Dalam penertiban tersebut, petugas mengamankan berbagai perlengkapan berdagang yang ditempatkan di badan jalan. Barang-barang seperti meja, potongan kayu, dan terpal diangkut ke Kantor Satpol PP WH Kota Banda Aceh sebagai bagian dari tindakan penegakan aturan.
Saat proses berlangsung, sejumlah barang dagangan terlihat berserakan dan ditinggalkan oleh pemiliknya. Penempatan lapak di area tersebut dinilai mengganggu ketertiban serta kelancaran arus lalu lintas.
Kasatpol PP WH Kota Banda Aceh Muhammad Rizal, S.STP, M.Si melalui Kepala Bidang Trantibum Thabrani, S.Sos menegaskan bahwa aktivitas PKL yang menggunakan badan jalan untuk berdagang melanggar ketentuan yang telah ditetapkan pemerintah daerah.
“Penertiban ini dilakukan untuk menjaga ketertiban dan kenyamanan masyarakat. Menempatkan barang dagangan di badan jalan jelas melanggar aturan yang berlaku,” ujar Thabrani.
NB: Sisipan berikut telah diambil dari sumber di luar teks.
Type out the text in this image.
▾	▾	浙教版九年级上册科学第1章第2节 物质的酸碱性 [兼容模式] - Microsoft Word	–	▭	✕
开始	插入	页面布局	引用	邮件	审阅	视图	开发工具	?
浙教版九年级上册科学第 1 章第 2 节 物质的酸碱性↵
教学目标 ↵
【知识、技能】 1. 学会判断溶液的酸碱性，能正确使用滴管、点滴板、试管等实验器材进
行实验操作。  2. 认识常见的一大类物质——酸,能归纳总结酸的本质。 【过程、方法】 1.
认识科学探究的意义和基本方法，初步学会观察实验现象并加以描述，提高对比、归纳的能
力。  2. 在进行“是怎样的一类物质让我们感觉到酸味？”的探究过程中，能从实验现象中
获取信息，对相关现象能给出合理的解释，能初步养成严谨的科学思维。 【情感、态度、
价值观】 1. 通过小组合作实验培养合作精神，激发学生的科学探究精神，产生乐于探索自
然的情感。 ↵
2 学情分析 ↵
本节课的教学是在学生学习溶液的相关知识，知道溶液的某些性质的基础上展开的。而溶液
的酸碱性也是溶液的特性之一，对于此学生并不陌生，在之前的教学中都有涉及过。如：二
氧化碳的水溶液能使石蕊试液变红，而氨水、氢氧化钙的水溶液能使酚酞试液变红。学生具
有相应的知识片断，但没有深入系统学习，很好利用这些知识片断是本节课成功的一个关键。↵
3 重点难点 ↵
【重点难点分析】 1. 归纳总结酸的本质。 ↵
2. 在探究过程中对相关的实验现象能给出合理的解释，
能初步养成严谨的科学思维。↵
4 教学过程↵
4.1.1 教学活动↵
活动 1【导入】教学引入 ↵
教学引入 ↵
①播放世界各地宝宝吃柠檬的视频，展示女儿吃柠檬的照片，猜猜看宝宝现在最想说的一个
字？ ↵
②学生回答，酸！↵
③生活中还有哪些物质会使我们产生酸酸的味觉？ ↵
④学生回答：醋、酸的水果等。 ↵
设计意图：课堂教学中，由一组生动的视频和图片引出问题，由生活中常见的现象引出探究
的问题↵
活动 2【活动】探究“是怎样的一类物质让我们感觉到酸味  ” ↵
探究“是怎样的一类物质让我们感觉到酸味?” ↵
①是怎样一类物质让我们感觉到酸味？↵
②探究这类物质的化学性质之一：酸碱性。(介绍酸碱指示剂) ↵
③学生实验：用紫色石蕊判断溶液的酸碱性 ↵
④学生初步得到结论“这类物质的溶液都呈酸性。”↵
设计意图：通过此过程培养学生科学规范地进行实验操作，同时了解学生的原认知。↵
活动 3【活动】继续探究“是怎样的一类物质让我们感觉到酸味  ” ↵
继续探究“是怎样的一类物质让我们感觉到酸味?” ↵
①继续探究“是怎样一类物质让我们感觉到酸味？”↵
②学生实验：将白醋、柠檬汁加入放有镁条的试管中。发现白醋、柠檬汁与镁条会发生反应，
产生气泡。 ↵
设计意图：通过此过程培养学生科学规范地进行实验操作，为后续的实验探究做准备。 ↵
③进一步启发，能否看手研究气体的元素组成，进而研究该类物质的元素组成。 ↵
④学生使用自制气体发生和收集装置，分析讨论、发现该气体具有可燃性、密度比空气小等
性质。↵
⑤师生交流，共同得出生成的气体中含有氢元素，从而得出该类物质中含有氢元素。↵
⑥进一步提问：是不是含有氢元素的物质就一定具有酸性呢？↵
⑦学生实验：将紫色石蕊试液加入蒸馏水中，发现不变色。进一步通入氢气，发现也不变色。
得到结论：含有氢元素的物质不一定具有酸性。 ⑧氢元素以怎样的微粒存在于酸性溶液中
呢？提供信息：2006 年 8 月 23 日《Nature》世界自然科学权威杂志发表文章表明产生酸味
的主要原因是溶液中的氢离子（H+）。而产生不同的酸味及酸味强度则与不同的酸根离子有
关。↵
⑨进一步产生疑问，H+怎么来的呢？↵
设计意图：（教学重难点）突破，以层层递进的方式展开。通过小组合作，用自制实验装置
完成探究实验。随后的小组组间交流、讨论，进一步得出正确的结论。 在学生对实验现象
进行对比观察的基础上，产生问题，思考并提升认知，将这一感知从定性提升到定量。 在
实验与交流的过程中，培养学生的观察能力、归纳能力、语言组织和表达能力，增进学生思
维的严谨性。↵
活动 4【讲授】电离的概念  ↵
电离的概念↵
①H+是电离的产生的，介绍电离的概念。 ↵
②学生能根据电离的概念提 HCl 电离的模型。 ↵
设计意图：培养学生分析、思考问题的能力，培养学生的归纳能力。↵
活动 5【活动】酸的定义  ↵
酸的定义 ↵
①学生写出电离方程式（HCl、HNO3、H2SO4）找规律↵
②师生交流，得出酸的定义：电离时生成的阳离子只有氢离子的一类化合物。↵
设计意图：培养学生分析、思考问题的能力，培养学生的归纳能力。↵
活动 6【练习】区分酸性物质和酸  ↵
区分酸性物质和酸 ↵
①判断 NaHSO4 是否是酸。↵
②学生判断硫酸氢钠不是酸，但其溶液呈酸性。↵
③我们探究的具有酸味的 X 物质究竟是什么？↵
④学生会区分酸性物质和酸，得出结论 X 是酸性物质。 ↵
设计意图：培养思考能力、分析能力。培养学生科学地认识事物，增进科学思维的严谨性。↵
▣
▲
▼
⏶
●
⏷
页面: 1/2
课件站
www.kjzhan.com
Ia menambahkan, penertiban tersebut mengacu pada Qanun Kota Banda Aceh Nomor 6 Tahun 2018 tentang Penyelenggaraan Ketertiban Umum dan Ketentraman Masyarakat. Aturan tersebut melarang penggunaan fasilitas umum yang tidak sesuai peruntukannya.
Ke depan, Satpol PP WH Kota Banda Aceh memastikan pengawasan terhadap pelanggaran ketertiban umum akan terus dilakukan secara berkelanjutan. Pihaknya juga akan memperkuat koordinasi dengan aparat kecamatan agar penegakan qanun dapat berjalan lebih efektif.